Dentro de su trabajo, Claudia ha podido escuchar y tratar a muchos abuelos que han sufrido maltratos y humillaciones en sus casas. “Por lo general les recargan el trabajo, y si no lo hacen, los hacen sentir inútiles, la mayoría de veces los aíslan”. Del mismo modo reconoce que la sociedad desde hace mucho tiempo ha considerado a las personas mayores de 60 años como una carga, no sólo para la familia sino también para la sociedad. “Ellos pueden ser a veces molestosos y necios, pero son nuestros padres y abuelos y necesitan de nuestra comprensión y cariño. La familia y el hogar son lo mejor para ellos”, comenta la educadora física.

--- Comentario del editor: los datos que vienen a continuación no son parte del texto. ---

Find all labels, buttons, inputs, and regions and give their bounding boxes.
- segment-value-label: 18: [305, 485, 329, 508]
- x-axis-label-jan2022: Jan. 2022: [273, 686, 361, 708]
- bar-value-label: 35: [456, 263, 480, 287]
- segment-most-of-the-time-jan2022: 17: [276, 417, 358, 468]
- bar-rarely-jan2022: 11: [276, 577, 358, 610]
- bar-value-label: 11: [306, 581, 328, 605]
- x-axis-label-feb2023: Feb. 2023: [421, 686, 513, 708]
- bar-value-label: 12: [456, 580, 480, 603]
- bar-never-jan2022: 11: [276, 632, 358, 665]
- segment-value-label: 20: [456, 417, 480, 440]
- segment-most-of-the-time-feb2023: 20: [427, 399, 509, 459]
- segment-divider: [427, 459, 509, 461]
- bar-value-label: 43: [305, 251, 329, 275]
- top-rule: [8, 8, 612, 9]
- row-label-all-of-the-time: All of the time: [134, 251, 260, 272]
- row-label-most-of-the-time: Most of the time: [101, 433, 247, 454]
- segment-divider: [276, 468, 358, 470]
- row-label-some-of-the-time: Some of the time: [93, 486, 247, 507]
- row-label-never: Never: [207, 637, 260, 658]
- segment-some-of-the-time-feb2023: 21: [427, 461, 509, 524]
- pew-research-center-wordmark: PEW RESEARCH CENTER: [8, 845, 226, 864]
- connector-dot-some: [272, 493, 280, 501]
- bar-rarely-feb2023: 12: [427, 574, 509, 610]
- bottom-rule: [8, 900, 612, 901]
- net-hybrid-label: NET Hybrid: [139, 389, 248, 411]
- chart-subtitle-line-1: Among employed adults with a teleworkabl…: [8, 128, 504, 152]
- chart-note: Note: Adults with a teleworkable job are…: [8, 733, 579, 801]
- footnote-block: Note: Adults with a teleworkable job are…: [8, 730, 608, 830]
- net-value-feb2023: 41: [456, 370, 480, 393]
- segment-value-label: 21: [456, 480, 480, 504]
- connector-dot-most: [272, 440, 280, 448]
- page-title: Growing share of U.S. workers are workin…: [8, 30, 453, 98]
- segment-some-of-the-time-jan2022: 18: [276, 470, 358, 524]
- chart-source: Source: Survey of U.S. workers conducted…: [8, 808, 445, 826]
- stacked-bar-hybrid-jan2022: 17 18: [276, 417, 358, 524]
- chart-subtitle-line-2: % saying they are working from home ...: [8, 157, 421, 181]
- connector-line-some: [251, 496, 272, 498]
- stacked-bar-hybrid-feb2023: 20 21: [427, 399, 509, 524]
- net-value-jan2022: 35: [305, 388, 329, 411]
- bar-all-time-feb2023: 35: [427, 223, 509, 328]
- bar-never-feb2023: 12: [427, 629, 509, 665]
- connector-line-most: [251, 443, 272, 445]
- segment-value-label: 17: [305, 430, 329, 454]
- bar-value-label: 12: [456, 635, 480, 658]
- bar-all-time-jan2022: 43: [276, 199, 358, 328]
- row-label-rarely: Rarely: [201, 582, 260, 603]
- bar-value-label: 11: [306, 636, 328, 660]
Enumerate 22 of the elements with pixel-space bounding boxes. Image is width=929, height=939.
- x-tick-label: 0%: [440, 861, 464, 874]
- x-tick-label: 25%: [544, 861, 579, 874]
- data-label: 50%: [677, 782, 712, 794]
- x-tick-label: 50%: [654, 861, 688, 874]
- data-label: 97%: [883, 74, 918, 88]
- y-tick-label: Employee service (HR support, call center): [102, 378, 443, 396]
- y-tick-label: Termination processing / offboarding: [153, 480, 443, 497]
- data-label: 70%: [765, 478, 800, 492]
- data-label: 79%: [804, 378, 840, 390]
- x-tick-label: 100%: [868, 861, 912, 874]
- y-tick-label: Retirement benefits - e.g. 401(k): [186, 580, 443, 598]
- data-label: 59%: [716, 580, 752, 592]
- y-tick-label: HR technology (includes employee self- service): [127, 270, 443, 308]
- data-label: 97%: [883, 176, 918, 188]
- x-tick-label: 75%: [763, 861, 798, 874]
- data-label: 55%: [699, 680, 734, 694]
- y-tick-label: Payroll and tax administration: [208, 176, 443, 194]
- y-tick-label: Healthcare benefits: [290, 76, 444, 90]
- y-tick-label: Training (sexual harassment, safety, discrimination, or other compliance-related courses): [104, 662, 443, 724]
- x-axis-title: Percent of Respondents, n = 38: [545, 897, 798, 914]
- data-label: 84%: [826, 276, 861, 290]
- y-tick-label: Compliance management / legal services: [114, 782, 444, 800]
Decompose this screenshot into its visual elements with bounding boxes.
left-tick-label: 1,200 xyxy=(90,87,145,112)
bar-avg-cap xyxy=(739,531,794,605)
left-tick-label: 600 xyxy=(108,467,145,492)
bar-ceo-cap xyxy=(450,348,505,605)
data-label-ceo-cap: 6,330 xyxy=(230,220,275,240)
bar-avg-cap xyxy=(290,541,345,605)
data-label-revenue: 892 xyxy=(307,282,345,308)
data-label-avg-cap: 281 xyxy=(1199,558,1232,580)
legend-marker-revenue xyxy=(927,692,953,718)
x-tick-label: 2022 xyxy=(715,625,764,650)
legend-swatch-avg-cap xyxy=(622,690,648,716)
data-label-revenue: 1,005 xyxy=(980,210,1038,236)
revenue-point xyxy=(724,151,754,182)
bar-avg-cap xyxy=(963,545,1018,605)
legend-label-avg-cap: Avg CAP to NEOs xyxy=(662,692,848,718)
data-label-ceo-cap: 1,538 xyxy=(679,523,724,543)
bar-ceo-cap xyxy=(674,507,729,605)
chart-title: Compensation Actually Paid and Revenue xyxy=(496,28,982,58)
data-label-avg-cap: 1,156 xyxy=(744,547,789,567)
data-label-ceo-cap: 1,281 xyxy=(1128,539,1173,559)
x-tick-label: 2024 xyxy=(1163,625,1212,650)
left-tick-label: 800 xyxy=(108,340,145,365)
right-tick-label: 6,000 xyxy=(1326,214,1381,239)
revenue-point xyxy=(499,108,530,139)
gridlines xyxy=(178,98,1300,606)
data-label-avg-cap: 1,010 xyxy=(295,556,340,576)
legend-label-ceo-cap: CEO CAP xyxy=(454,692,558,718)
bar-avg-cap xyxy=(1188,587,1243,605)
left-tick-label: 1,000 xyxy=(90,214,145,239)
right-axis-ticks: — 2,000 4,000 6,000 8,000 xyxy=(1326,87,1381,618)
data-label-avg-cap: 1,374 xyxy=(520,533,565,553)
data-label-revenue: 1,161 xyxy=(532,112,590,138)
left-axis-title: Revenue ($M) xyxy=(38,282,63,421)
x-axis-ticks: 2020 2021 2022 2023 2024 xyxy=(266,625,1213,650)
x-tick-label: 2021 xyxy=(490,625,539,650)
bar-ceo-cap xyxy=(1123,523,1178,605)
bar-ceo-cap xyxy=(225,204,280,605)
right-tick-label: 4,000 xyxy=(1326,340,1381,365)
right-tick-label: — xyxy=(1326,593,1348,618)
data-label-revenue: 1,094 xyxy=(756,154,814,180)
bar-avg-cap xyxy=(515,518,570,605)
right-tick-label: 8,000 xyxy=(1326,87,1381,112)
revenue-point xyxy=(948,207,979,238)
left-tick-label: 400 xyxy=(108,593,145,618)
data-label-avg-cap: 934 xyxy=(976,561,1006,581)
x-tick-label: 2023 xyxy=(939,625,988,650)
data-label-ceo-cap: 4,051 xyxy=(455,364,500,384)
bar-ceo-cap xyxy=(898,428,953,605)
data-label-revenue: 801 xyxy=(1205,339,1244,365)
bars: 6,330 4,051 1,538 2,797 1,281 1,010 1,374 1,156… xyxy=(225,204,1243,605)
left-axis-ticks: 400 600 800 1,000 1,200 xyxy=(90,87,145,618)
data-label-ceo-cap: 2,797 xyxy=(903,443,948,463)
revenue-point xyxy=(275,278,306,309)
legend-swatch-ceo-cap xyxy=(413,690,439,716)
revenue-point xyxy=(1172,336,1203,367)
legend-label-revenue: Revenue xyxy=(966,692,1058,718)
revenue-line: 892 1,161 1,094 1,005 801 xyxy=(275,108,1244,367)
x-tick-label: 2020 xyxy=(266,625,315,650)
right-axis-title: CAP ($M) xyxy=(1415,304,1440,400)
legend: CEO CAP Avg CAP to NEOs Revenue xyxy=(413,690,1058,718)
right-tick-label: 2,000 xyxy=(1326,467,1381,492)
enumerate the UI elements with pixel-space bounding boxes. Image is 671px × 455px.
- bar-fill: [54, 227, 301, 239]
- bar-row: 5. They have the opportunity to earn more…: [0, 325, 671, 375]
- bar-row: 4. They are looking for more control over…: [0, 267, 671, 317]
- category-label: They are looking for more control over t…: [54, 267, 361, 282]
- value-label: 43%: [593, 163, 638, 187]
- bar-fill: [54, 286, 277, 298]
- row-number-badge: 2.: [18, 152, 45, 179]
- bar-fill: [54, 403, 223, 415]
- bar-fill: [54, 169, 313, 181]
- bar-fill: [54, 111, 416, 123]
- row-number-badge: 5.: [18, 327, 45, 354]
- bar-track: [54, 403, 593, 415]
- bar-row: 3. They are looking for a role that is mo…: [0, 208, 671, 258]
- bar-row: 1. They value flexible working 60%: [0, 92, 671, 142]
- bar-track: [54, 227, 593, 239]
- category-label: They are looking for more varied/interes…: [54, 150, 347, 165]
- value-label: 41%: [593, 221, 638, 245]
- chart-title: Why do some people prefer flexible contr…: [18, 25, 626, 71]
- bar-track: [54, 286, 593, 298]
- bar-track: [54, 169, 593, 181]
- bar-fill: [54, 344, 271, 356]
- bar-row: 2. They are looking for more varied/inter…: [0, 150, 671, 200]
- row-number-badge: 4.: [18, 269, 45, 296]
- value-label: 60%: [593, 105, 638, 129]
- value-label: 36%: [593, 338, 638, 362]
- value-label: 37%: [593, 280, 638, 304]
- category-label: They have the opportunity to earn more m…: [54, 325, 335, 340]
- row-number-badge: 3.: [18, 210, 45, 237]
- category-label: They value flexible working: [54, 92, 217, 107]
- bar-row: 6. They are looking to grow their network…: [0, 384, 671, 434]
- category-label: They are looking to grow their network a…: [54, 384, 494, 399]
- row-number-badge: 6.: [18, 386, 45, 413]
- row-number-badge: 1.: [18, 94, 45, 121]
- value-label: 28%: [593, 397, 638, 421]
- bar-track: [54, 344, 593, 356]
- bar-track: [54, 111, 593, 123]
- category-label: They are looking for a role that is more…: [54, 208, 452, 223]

“Pues yo sí soy así, yo digo las cosas como son, soy muy franca. Si a mí no me parece bien una cosa se lo voy diciendo a quien sea”, es el comentario de doña Gilma, mientras escucha que Blanca comenta que ella sí tiene la pasión por su trabajo, le gusta lo que hace. “Muchas personas los abandonan por eso, porque no los aguantan en la casa, muchas veces son imprudentes, y se meten en la vida de los hijos, pero eso no justifica su abandono. La falta de dinero tampoco”, señala.
En estos días llevaran a los abuelos a un paseo a Buga. Según Blanca llevarán sólo a unos cuantos, los que se pueden manejar solos, pero hay ocasiones en que los llevan a todos, como el día del anciano. También comenta Rosaura que los llevan a las fiestas que hacen en el colegio San Agustín, para que se diviertan un rato: “nosotras salimos de vez en cuando, pues las que podemos. A hacer mandados también”. El paseo los tiene contentos a todos, ya les han avisado y por eso se toman juiciosos la droga que les receta un médico que los vista cada mes. “En caso de urgencia se llevan a la clínica, porque todos están afiliados a Caprecom”, dice una de las auxiliares de enfermería quien por estos días se encuentra haciendo una práctica. “Esperemos que todo salga bien”.
Mientras tanto, los abuelos siguen en espera de los familiares que nunca llegan, como dice Blanca. Otros, quizá ya resignados, no esperan nada y sólo viven de recuerdos que poco a poco se borran de su mente. “Yo ya sólo conozco el plato de comida”, dice María.